Parece que isso pode ser feito de uma forma mais simples, mas o melhor que posso fazer depois de uma hora de arranhões na cabeça é este script python :
#! /usr/bin/env python3
import sys, os
class Block:
block_id = ''
source1 = ''
source2 = ''
mixtures = []
def __init__(self, block_id = '', source1 = '', source2 = '', mixtures = []):
self.block_id = block_id
self.mixtures = mixtures
self.source1 = source1
self.source2 = source2
# Convert mixtures to a set of characters. For example,
# ''.join(["AT", "TT"])
# creates the string "ATTT". set() then converts that string to
# a set of characters {'A', 'T'}
sources = set(''.join(mixtures))
# If a source is empty, we take from the set the first element (pop())
# after removing the other source (difference()). Since the set
# contains single characters, we double it to get "AA", "TT", etc.
if self.source1 == '':
self.source1 = sources.difference(set(self.source2)).pop()*2
sources.remove (self.source1[0])
if self.source2 == '':
self.source2 = sources.pop()*2
def print (self):
print (self.block_id, "source1", self.source1)
print (self.block_id, "source2", self.source2)
for mix in self.mixtures:
print (self.block_id, "mixture", mix)
if len(sys.argv) == 1:
files = [os.stdin]
else:
files = (open(f) for f in sys.argv[1:])
for f in files:
# Read in all the lines
data = [line for rawline in f for line in [rawline.strip().split(' ')]]
# Get the unique block IDs
blocks = set (lines[0] for line in data)
# For each block ID
for b in blocks:
# The corresponding mixtures
mix = [line[2] for line in data if line[0] == b and "mixture" == line[1]]
# If "source1 XX" is present, we will get the list ['XX'], and [] if
# source1 is not present. ''.join() allows us to flatten ['XX'] to
# just 'XX' (and doesn't affect []). Similarly for source2.

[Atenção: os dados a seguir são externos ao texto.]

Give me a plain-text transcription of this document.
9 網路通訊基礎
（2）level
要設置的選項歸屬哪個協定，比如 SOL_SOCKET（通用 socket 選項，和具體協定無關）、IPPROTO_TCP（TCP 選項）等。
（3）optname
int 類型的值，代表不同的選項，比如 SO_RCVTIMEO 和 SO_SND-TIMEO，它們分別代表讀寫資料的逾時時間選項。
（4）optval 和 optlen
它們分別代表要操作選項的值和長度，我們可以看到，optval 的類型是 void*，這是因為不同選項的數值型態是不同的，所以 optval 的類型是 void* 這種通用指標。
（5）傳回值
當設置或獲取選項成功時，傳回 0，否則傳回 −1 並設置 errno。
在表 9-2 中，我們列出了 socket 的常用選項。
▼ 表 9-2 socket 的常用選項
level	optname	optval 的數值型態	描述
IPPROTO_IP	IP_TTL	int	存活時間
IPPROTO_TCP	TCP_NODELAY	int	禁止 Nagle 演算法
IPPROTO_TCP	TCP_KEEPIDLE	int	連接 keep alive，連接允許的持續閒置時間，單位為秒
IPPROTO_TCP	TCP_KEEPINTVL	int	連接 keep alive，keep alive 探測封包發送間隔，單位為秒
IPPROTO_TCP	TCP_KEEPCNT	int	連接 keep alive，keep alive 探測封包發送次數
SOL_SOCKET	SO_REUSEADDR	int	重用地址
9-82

source1 = ''.join(d[2] for line in data if line[0] == b and "source1" == line[1])
source2 = ''.join(d[2] for line in data if line[0] == b and "source2" == line[1])
# Create an object of the class defined above, and print it.
# Initialization fills up the blank values.
Block(b, source1, source2, mix).print()
Mesmo assim, isso fornecerá resultados aleatórios, fora de ordem (ou seja, block3
dados podem vir antes de block1
, etc.).
Salve isso em um script (digamos, insert.py
) e execute:
python3 insert.py inputfile
Eu reescrevi isso em awk :
#! /usr/bin/awk -f
function build (block, source1, source2, sources, mixtures)
{
if (! source1)
{
for (char in sources)
{
if (source2 != char char)
{
source1 = char char
delete sources[char]
break
}
}
}
if (! source2)
{
for (char in sources)
{
if (source1 != char char)
{
source2 = char char
delete sources[char]
break
}
}
}
printf "%s %s %s\n", block, "source1", source1
printf "%s %s %s\n", block, "source2", source2
for (m in mixtures)
{
for (i = 0; i < mixtures[m]; i++)
{
printf "%s %s %s\n", block, "mixture", m
}
}
}
{
if (prev != $1)
{
if (prev in data)
{
build(prev, source1, source2, sources, mixtures)
}
prev = $1
source1 = ""
source2 = ""
delete sources
delete mixtures
}
data[$1]++
if ($2 == "source1") {source1 = $3; next}
if ($2 == "source2") {source2 = $3; next}
if ($2 == "mixture")
{
mixtures[$3]++
split ($3, chars, "")
for (i=1; i <= length($3); i++)
{
sources[chars[i]]++
}
}
}
END { build(prev, source1, source2, sources, mixtures) }
Salve isso em um script (digamos insert.awk
), chmod +x
e execute:
./insert.awk inputfile
Agora, também deve manter o pedido. Note que usei delete
, que pode não estar presente em alguns awks (mas deve estar no GNU awk e mawk).